Furthermore, airdrops should not be seen as the end of a project. Some cases have shown that successful airdrop programs can stimulate user activity in projects. Jupiter has an annual airdrop program, and after the first airdrop distribution, Jupiter's DAU briefly exceeded that of Uniswap; the STIP funding program of Arbitrum and the Optimism Op Grants have kept their active data at high levels for a long time.
In order to lock in funds, some project parties may take a different approach by first supporting ecosystem projects or developers. For example, Base, which does not issue tokens openly, attracts large holders to deposit funds on the protocol and cultivate user stickiness through applications such as https://t.co/HmXSsNRtzH and Bold that generate profits. However, even excellent applications like Uniswap have faced the problem of stagnant TVL before issuing tokens. It can be said that airdrops are a powerful move when the community's contribution to the ecosystem is weak, growth is sluggish, or even regressing, but it should not be the last move.
Conclusion
Community members generally complain that airdrop hunters support on-chain data, help projects survive in the bear market, and on the other hand, many project parties ignore airdrop hunters but indirectly attract them through various hints or by collaborating with third parties to initiate tasks, encouraging users to participate in on-chain interactions, but delaying the announcement of airdrop plans. This kind of inconsistency often triggers negative emotions in the community.

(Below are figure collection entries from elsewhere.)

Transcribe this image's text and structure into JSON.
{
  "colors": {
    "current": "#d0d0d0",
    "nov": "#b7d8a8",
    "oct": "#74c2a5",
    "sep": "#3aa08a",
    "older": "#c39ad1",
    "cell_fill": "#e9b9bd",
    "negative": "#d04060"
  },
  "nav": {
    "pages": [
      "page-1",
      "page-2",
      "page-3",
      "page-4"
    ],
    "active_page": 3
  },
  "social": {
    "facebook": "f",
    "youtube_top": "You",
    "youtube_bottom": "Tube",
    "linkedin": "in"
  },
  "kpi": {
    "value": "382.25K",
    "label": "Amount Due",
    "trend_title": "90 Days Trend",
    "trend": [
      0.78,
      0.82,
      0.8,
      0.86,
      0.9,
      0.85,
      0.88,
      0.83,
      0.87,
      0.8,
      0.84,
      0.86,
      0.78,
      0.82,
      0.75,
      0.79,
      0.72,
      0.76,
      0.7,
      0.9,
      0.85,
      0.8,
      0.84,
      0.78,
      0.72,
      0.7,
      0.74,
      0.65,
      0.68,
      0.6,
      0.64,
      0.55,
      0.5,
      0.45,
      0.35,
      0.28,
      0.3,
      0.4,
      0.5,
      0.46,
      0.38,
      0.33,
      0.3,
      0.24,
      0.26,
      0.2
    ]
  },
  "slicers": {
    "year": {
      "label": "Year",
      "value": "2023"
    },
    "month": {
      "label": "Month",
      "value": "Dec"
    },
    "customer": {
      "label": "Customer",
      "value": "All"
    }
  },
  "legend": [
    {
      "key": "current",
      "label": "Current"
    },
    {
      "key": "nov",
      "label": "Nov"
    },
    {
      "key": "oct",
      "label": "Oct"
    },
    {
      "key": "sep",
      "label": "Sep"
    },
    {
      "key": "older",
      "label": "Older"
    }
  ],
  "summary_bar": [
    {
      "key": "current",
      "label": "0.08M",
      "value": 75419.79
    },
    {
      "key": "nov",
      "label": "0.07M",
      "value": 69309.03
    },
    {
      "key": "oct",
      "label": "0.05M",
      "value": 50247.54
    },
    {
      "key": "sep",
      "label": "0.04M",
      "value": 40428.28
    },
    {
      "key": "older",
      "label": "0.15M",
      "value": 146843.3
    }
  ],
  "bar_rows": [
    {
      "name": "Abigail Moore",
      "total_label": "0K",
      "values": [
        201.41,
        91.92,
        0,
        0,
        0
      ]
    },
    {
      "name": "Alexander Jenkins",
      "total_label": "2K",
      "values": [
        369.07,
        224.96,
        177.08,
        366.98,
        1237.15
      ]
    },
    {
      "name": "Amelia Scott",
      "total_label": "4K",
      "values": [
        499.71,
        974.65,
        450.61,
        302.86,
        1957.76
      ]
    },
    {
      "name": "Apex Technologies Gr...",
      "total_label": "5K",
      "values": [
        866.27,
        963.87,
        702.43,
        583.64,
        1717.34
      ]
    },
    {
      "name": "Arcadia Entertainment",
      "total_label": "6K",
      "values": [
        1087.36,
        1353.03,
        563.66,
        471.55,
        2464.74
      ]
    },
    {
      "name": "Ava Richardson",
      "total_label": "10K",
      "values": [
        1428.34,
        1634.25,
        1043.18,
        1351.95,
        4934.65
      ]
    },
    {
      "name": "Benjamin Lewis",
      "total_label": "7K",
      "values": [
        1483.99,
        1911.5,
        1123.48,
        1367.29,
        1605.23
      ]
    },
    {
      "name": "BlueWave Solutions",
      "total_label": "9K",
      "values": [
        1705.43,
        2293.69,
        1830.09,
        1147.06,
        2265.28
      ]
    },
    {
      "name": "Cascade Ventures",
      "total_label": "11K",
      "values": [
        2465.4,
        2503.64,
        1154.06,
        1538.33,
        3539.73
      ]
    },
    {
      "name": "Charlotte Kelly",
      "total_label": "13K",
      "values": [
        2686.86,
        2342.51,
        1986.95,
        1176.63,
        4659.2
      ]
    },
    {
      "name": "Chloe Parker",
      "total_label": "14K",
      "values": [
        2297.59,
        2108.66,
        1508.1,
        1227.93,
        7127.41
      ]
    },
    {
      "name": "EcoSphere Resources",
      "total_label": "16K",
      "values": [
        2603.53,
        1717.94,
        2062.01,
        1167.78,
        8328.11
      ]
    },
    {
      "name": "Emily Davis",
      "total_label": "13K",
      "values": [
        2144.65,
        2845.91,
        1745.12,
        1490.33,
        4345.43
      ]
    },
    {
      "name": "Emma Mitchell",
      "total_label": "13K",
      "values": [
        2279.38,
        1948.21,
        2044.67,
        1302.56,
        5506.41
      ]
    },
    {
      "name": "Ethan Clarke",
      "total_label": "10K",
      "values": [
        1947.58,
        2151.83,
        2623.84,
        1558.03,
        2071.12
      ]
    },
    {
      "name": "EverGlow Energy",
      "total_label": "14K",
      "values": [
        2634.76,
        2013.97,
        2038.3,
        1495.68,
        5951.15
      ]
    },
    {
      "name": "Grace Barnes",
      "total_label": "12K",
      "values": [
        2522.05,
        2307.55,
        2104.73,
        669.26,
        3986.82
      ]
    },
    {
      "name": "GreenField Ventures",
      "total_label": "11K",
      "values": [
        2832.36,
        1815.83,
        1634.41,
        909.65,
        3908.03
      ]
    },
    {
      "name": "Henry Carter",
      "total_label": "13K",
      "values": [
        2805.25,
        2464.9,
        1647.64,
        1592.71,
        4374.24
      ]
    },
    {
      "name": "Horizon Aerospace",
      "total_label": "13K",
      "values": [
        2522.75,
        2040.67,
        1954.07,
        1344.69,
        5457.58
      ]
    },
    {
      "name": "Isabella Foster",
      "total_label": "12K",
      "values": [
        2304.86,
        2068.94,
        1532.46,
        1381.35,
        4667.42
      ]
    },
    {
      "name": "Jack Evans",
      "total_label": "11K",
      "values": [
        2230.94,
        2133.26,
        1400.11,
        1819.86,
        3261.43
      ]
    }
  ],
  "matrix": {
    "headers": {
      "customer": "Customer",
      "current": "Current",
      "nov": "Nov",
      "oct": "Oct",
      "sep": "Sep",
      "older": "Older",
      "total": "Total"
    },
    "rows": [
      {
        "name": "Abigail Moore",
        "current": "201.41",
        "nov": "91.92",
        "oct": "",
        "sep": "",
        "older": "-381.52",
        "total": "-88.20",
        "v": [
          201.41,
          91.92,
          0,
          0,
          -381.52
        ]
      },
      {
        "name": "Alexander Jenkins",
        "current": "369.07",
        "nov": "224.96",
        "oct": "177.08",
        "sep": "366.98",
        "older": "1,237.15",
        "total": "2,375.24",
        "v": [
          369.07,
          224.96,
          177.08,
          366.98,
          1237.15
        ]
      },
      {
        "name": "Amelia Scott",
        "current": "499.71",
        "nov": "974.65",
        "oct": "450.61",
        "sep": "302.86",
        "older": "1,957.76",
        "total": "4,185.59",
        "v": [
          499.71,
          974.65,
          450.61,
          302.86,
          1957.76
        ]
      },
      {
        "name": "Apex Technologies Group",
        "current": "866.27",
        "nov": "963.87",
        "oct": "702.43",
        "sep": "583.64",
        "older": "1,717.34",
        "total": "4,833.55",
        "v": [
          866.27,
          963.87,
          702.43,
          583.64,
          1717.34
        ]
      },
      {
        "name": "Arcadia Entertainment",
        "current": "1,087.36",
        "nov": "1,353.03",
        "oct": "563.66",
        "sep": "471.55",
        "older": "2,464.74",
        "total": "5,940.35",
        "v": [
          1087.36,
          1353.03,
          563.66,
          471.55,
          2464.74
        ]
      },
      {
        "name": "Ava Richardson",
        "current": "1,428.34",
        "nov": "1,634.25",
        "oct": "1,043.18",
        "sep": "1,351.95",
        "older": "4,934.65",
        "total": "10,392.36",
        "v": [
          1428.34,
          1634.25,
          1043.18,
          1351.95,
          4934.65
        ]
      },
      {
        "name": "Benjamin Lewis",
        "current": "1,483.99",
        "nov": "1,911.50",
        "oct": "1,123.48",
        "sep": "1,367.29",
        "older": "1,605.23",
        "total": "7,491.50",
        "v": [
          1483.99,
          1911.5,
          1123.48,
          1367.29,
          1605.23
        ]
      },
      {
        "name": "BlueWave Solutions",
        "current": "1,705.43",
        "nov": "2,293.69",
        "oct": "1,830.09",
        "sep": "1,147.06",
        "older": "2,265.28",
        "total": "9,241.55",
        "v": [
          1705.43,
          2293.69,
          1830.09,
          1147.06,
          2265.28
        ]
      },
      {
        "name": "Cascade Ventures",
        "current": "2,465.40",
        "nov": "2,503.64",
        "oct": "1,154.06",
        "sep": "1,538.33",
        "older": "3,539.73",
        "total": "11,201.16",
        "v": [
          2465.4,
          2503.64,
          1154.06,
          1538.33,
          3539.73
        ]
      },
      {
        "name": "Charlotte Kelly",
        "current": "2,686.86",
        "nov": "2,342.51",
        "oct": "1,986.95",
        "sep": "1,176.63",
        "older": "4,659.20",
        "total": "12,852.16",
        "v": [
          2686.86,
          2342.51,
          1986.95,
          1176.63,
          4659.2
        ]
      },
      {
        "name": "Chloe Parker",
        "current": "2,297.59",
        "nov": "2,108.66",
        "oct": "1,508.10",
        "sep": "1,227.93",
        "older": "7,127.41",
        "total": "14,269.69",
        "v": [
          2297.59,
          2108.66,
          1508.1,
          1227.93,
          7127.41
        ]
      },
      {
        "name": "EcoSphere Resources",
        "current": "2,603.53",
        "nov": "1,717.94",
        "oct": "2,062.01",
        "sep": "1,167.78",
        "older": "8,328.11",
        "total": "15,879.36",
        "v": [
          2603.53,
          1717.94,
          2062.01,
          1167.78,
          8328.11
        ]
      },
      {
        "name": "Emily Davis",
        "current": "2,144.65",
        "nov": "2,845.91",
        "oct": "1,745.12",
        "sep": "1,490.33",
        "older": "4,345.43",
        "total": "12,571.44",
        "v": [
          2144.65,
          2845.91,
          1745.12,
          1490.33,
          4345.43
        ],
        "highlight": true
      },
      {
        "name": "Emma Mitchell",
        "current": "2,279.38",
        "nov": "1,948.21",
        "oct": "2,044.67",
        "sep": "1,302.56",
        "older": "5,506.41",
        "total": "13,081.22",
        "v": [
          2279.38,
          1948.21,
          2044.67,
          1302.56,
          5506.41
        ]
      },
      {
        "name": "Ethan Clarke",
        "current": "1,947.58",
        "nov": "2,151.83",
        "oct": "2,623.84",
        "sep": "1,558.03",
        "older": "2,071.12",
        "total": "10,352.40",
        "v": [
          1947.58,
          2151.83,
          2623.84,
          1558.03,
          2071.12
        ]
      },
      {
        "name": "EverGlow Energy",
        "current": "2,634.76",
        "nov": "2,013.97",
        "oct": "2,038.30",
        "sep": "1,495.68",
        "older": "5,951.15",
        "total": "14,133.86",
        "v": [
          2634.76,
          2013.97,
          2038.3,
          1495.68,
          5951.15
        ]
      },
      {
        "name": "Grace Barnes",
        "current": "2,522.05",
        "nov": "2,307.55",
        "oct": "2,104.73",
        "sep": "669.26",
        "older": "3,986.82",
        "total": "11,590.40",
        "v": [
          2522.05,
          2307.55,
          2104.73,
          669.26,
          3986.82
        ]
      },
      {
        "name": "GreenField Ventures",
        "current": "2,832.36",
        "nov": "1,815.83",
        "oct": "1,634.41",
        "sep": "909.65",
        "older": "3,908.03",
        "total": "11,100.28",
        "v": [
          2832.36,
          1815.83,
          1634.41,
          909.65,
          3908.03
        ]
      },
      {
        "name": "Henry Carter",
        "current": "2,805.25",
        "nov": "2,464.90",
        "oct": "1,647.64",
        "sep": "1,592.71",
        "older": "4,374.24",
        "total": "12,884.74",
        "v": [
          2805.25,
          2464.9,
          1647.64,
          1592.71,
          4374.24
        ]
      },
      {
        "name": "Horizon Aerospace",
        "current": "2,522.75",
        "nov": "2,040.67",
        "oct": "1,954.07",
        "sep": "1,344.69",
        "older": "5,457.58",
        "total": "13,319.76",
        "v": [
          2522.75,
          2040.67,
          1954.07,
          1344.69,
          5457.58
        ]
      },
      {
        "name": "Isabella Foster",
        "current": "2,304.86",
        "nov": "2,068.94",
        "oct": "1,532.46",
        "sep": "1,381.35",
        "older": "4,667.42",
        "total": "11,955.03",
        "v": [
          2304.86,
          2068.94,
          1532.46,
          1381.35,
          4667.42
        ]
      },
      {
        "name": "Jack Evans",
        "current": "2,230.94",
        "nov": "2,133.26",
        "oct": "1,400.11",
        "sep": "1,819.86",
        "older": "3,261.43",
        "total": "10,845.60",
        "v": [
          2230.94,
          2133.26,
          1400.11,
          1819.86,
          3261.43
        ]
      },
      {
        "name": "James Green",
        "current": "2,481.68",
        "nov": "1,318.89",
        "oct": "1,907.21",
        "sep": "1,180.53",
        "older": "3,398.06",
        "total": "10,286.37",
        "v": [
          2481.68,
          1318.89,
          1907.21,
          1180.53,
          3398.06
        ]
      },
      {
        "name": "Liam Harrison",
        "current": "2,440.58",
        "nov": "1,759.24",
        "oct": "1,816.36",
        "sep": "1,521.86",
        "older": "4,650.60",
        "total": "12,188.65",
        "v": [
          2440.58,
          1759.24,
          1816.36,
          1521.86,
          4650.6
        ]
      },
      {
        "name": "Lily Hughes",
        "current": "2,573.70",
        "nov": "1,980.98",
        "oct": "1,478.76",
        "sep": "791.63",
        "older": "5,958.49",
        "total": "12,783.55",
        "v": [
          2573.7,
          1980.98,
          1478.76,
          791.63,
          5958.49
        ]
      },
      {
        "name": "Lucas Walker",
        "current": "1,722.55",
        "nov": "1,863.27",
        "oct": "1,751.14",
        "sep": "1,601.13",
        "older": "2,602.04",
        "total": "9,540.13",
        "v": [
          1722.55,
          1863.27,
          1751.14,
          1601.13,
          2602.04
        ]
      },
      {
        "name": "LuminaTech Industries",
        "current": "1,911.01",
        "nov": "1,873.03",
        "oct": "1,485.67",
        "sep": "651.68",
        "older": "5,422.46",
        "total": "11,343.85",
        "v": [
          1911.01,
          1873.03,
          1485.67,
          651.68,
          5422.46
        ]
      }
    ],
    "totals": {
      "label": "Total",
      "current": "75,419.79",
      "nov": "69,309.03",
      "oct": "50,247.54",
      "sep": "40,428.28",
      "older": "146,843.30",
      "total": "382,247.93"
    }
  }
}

Airdrops that directly attract funds for deposits utilize the liquidity of users' funds and will reward users with airdrops in the future, and users also need to consider the opportunity cost.
The airdrop standard, from interactive to deposit-based, may become the norm in the future, with the main criterion being the user's deposited funds, reflecting the changes in the game and demand between users and project parties. However, this game between project parties and users may be alleviated as the bull market approaches and the overall crypto market environment warms up. In the bear market, the prisoner's dilemma of airdrop distribution by projects may improve as market funds gradually become more abundant. There have been recent complaints about "staking protocols having more ETH than users' hands." With the change in the landscape of fewer projects and more users, the attitude of project parties may also shift from rejecting airdrop hunters to competing for them.
The original intention of project parties is not to confront the community, but after the addition of thousands of studios to the airdrop army, they need to be more cautious in airdrop distribution. It is now basically unrealistic to get rich through airdrops, which requires strong research capabilities or good luck to discover the future value of niche projects. For airdrop hunters, the golden age of mass airdrops and picking up money everywhere has become history, and the future narrative of airdrops is uncertain. Everything needs to consider the classic "one's success depends not only on one's own efforts but also on the progress of history."